С каменным лицом Лорка вернулся к столику и занял свое место в кресле. С уважением глядя на него, Соколов негромко сказал:
— Любящее сердце — вещее сердце.
— Да. — Лорка взглянул на Соколова почти с ненавистью.
— С кем вы говорили, Федор?
— С его женой!
— Разве у Тимура была жена?
— Была.
— Но у меня другие сведения.
Лорка взглянул на него теперь уже спокойно.
— Они полюбили друг друга. И он назвал ее своей женой. Вот и все. Он, собственно, и на Гавайи полетел для того, чтобы подыскать местечко для семейного отдыха. — Лорка помолчал, крепко сцепляя пальцы рук. — Конечно, Тим был веселый парень. Но шутить любовью? Так что ни о каком розыгрыше и речи быть не может.

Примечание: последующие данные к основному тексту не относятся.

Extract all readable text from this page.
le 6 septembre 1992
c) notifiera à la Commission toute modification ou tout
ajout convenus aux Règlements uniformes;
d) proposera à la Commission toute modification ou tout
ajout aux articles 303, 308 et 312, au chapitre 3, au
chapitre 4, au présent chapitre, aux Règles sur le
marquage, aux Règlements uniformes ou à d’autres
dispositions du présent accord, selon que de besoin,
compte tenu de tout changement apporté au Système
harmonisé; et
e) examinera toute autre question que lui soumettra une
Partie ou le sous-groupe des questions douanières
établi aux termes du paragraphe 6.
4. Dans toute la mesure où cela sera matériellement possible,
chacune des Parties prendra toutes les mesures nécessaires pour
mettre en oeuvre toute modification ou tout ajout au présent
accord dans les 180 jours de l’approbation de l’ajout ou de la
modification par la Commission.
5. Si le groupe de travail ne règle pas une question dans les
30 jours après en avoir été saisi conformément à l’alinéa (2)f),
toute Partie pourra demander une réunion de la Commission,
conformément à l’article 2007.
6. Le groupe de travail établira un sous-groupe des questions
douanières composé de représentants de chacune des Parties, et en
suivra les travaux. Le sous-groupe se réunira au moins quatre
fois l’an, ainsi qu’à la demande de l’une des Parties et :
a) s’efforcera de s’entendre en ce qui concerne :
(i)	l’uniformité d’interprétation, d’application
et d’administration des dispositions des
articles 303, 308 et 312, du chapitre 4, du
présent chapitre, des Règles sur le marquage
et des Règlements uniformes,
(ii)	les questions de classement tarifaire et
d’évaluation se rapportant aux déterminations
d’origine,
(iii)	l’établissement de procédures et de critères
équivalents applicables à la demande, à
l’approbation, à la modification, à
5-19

— Скажите, — спросил Соколов после паузы, — как выглядит Валентина?
Лорка слабо улыбнулся.
— А я и не видел ее ни разу. Только перед самым отдыхом Тим признался, что уже женат, и на всякий случай дал номер ее видеофона. — Он шумно вздохнул. — Ладно, вы говорили мне о сомнениях. Рассказывайте. — Это прозвучало жестко, почти как приказ, и Лорка, почувствовав это, добавил: — Прошу вас, рассказывайте.
Соколов говорил неторопливо, сухо, с профессиональным умением упоминая лишь о том, о чем и следовало упомянуть. Эта будничная, деловая манера делала рассказ странным и надуманным. Лорка знал, что не он был назначен первым командиром экспедиции на Кику, но о том, что у него была столь длинная цепочка предшественников, услышал впервые.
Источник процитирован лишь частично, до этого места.